De invoering van een specifiek inflatiedoel is niet alleen bekritiseerd door wetenschappers en praktijkmensen, maar ook door sommige monetaire beleidsmakers. Zo heeft de voormalige vicepresident van de ECB Vítor Constâncio gezegd dat een grote verhoging van de inflatiedoelstelling problematisch zou zijn (Constâncio, 2018). Zijn redenering hierachter omvatte de geloofwaardigheidskwestie van de ECB, die steeds moeilijker te handhaven zou zijn als zij er niet in slaagt een nieuwe inflatiedoelstelling te bereiken. Desalniettemin liet de nieuw aangetreden ECB-president Christine Lagarde in een meer recente toespraak doorschemeren dat de inflatiedoelstelling van de ECB mogelijk weer wordt gewijzigd - waarschijnlijk in navolging van het hanteren van de Fed van een gemiddelde inflatiedoelstelling (Cooper, 2020).
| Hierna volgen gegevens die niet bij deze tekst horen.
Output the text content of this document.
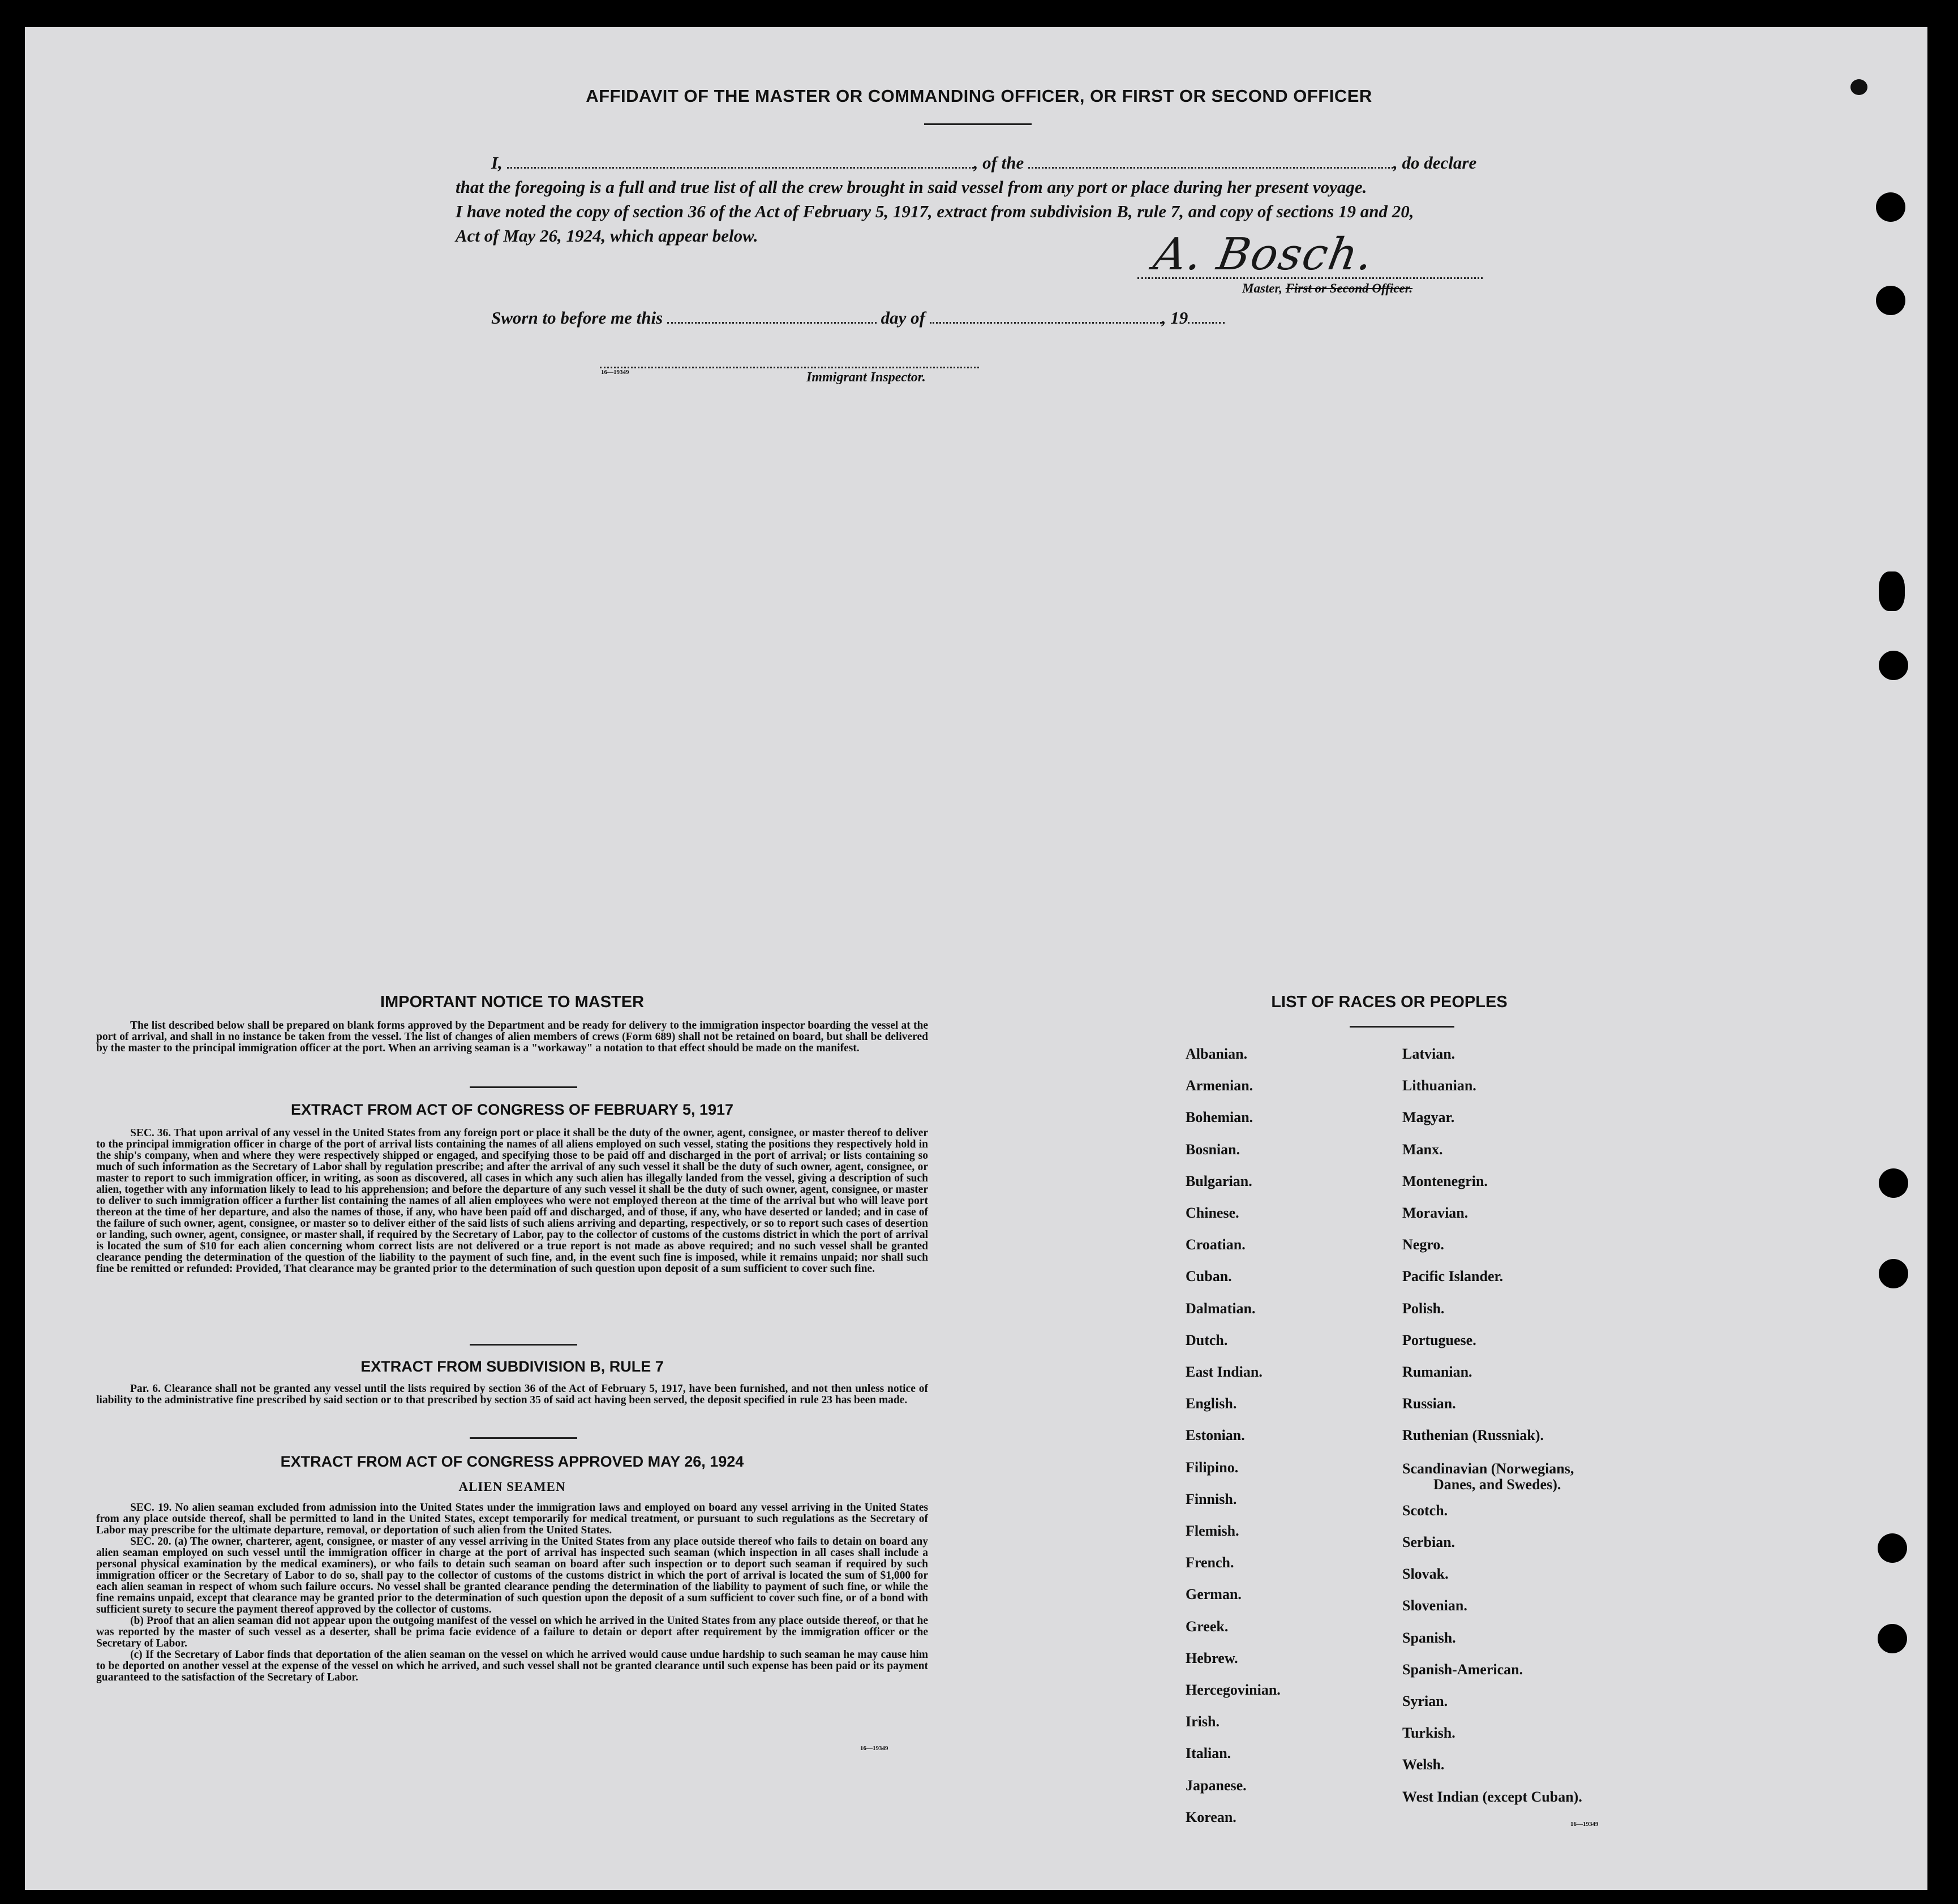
AFFIDAVIT OF THE MASTER OR COMMANDING OFFICER, OR FIRST OR SECOND OFFICER
I,	, of the	, do declare
that the foregoing is a full and true list of all the crew brought in said vessel from any port or place during her present voyage.
I have noted the copy of section 36 of the Act of February 5, 1917, extract from subdivision B, rule 7, and copy of sections 19 and 20,
Act of May 26, 1924, which appear below.	A. Bosch.
Master, First or Second Officer.
Sworn to before me this	day of	, 19
16—19349	Immigrant Inspector.
IMPORTANT NOTICE TO MASTER

The list described below shall be prepared on blank forms approved by the Department and be ready for delivery to the immigration inspector boarding the vessel at the port of arrival, and shall in no instance be taken from the vessel. The list of changes of alien members of crews (Form 689) shall not be retained on board, but shall be delivered by the master to the principal immigration officer at the port. When an arriving seaman is a "workaway" a notation to that effect should be made on the manifest.

EXTRACT FROM ACT OF CONGRESS OF FEBRUARY 5, 1917

SEC. 36. That upon arrival of any vessel in the United States from any foreign port or place it shall be the duty of the owner, agent, consignee, or master thereof to deliver to the principal immigration officer in charge of the port of arrival lists containing the names of all aliens employed on such vessel, stating the positions they respectively hold in the ship's company, when and where they were respectively shipped or engaged, and specifying those to be paid off and discharged in the port of arrival; or lists containing so much of such information as the Secretary of Labor shall by regulation prescribe; and after the arrival of any such vessel it shall be the duty of such owner, agent, consignee, or master to report to such immigration officer, in writing, as soon as discovered, all cases in which any such alien has illegally landed from the vessel, giving a description of such alien, together with any information likely to lead to his apprehension; and before the departure of any such vessel it shall be the duty of such owner, agent, consignee, or master to deliver to such immigration officer a further list containing the names of all alien employees who were not employed thereon at the time of the arrival but who will leave port thereon at the time of her departure, and also the names of those, if any, who have been paid off and discharged, and of those, if any, who have deserted or landed; and in case of the failure of such owner, agent, consignee, or master so to deliver either of the said lists of such aliens arriving and departing, respectively, or so to report such cases of desertion or landing, such owner, agent, consignee, or master shall, if required by the Secretary of Labor, pay to the collector of customs of the customs district in which the port of arrival is located the sum of $10 for each alien concerning whom correct lists are not delivered or a true report is not made as above required; and no such vessel shall be granted clearance pending the determination of the question of the liability to the payment of such fine, and, in the event such fine is imposed, while it remains unpaid; nor shall such fine be remitted or refunded: Provided, That clearance may be granted prior to the determination of such question upon deposit of a sum sufficient to cover such fine.

EXTRACT FROM SUBDIVISION B, RULE 7

Par. 6. Clearance shall not be granted any vessel until the lists required by section 36 of the Act of February 5, 1917, have been furnished, and not then unless notice of liability to the administrative fine prescribed by said section or to that prescribed by section 35 of said act having been served, the deposit specified in rule 23 has been made.

EXTRACT FROM ACT OF CONGRESS APPROVED MAY 26, 1924
ALIEN SEAMEN

SEC. 19. No alien seaman excluded from admission into the United States under the immigration laws and employed on board any vessel arriving in the United States from any place outside thereof, shall be permitted to land in the United States, except temporarily for medical treatment, or pursuant to such regulations as the Secretary of Labor may prescribe for the ultimate departure, removal, or deportation of such alien from the United States.

SEC. 20. (a) The owner, charterer, agent, consignee, or master of any vessel arriving in the United States from any place outside thereof who fails to detain on board any alien seaman employed on such vessel until the immigration officer in charge at the port of arrival has inspected such seaman (which inspection in all cases shall include a personal physical examination by the medical examiners), or who fails to detain such seaman on board after such inspection or to deport such seaman if required by such immigration officer or the Secretary of Labor to do so, shall pay to the collector of customs of the customs district in which the port of arrival is located the sum of $1,000 for each alien seaman in respect of whom such failure occurs. No vessel shall be granted clearance pending the determination of the liability to payment of such fine, or while the fine remains unpaid, except that clearance may be granted prior to the determination of such question upon the deposit of a sum sufficient to cover such fine, or of a bond with sufficient surety to secure the payment thereof approved by the collector of customs.

(b) Proof that an alien seaman did not appear upon the outgoing manifest of the vessel on which he arrived in the United States from any place outside thereof, or that he was reported by the master of such vessel as a deserter, shall be prima facie evidence of a failure to detain or deport after requirement by the immigration officer or the Secretary of Labor.

(c) If the Secretary of Labor finds that deportation of the alien seaman on the vessel on which he arrived would cause undue hardship to such seaman he may cause him to be deported on another vessel at the expense of the vessel on which he arrived, and such vessel shall not be granted clearance until such expense has been paid or its payment guaranteed to the satisfaction of the Secretary of Labor.

16—19349
LIST OF RACES OR PEOPLES
Albanian.
Armenian.
Bohemian.
Bosnian.
Bulgarian.
Chinese.
Croatian.
Cuban.
Dalmatian.
Dutch.
East Indian.
English.
Estonian.
Filipino.
Finnish.
Flemish.
French.
German.
Greek.
Hebrew.
Hercegovinian.
Irish.
Italian.
Japanese.
Korean.
Latvian.
Lithuanian.
Magyar.
Manx.
Montenegrin.
Moravian.
Negro.
Pacific Islander.
Polish.
Portuguese.
Rumanian.
Russian.
Ruthenian (Russniak).
Scandinavian (Norwegians,
Danes, and Swedes).
Scotch.
Serbian.
Slovak.
Slovenian.
Spanish.
Spanish-American.
Syrian.
Turkish.
Welsh.
West Indian (except Cuban).
16—19349
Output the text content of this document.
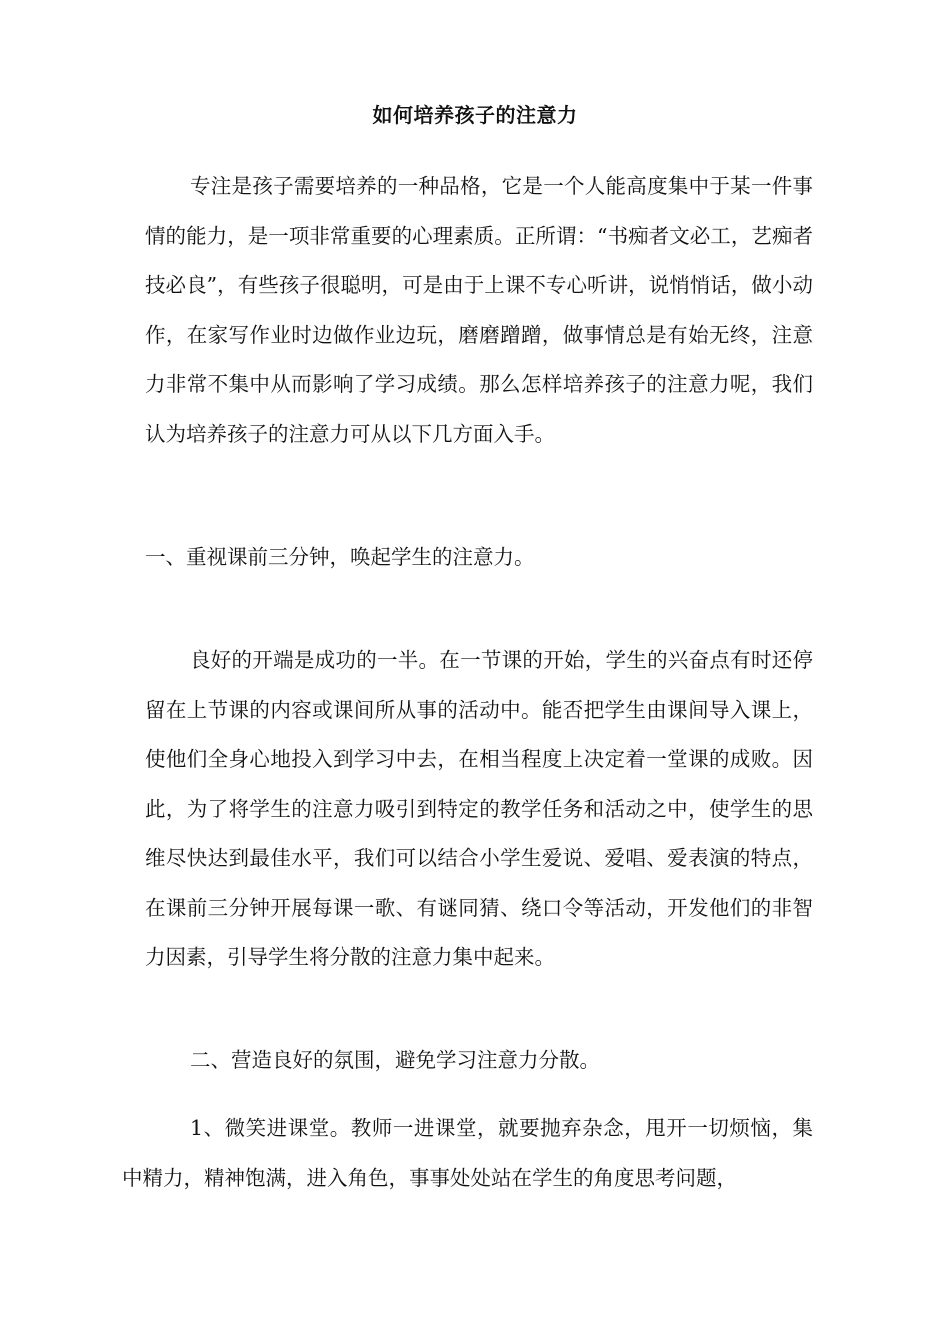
如何培养孩子的注意力

专注是孩子需要培养的一种品格，它是一个人能高度集中于某一件事情的能力，是一项非常重要的心理素质。正所谓：“书痴者文必工，艺痴者技必良”，有些孩子很聪明，可是由于上课不专心听讲，说悄悄话，做小动作，在家写作业时边做作业边玩，磨磨蹭蹭，做事情总是有始无终，注意力非常不集中从而影响了学习成绩。那么怎样培养孩子的注意力呢，我们认为培养孩子的注意力可从以下几方面入手。

一、重视课前三分钟，唤起学生的注意力。

良好的开端是成功的一半。在一节课的开始，学生的兴奋点有时还停留在上节课的内容或课间所从事的活动中。能否把学生由课间导入课上，使他们全身心地投入到学习中去，在相当程度上决定着一堂课的成败。因此，为了将学生的注意力吸引到特定的教学任务和活动之中，使学生的思维尽快达到最佳水平，我们可以结合小学生爱说、爱唱、爱表演的特点，在课前三分钟开展每课一歌、有谜同猜、绕口令等活动，开发他们的非智力因素，引导学生将分散的注意力集中起来。

二、营造良好的氛围，避免学习注意力分散。

1、微笑进课堂。教师一进课堂，就要抛弃杂念，甩开一切烦恼，集中精力，精神饱满，进入角色，事事处处站在学生的角度思考问题，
De invoering van onconventioneel monetair beleid
Het gebruik van niet-standaard monetaire beleidsmaatregelen is geen onbekende aanpak in de eurozone. De ECB heeft sinds de financiële crisis van 2008 op grote schaal obligaties opgekocht en de ‘rate on the deposit facility’, ofwel de depositorente, steeds verder verlaagd. Sinds 2014 is deze rente zelfs negatief, wat de eerder veronderstelde ZLB van de rentetarieven ter discussie stelt.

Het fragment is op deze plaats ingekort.